Graphic novel + Cliffs Notes + multimedia + some everyday language = Accessible Shakespeare
The Mactrack blog describes Shakespeare in Bits like this:
‘Shakespeare In Bits’ is a new, integrated approach to Shakespeare Studies that promotes quicker learning, deeper understanding, and greater appreciation of Shakespeare’s plays. Leveraging the full capabilities of iOS devices and the Mac platform, it presents an interactive, unabridged version of the play’s text alongside a fully animated presentation. It also includes a full range of innovative study features, including dynamic translations of difficult terms, full synopses and study notes for each section, and a character map highlighting the relationships between the characters.

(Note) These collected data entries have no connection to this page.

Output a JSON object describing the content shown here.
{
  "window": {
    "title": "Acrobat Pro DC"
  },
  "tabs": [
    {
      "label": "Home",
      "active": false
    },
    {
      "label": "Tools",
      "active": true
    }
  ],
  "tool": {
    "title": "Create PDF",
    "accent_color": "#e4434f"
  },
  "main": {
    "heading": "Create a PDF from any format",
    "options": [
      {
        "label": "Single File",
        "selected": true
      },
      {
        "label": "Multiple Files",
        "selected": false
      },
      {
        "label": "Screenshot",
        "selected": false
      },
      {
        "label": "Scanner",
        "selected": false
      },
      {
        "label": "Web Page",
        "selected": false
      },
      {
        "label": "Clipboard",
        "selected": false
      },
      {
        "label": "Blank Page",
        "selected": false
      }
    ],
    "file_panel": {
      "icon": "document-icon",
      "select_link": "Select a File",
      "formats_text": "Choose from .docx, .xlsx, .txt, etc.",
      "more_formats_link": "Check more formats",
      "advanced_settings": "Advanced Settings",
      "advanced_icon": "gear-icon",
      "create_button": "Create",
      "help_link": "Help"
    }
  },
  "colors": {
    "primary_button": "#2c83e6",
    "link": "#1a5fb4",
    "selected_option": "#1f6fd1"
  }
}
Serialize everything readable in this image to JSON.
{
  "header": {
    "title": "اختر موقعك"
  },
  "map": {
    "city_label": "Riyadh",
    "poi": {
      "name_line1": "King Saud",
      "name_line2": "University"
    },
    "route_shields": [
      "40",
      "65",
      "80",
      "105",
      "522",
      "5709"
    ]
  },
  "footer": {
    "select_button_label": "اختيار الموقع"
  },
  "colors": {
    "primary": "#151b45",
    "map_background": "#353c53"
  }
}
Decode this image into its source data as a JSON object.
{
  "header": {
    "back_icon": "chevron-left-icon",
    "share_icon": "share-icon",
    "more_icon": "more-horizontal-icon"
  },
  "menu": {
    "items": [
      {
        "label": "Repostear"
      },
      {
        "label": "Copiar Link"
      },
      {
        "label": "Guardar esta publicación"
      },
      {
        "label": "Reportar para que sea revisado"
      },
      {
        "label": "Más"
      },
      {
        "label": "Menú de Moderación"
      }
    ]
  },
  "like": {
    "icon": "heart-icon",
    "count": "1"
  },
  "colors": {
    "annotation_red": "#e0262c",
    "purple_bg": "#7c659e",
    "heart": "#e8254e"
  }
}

The iPad prices are what I would consider steep. Macbeth iPad is $14.99. However, there is a Romeo & Juliet iPad Lite version for you to check out for free. They also have them for Windows and Mac desktop versions in their catalog and they are also in the Mac app store. However, if you’re going to be replacing a book, mobile is the way to go. With their desktop versions, they do have institutional pricing. However, I couldn’t tell on their apps if they were part of the Apple institutional app pricing or not.
I’ve decided to let my guilty-self off a little. As I perused the Shakespeare in Bits blog, I found out Macbeth was new in January 2011.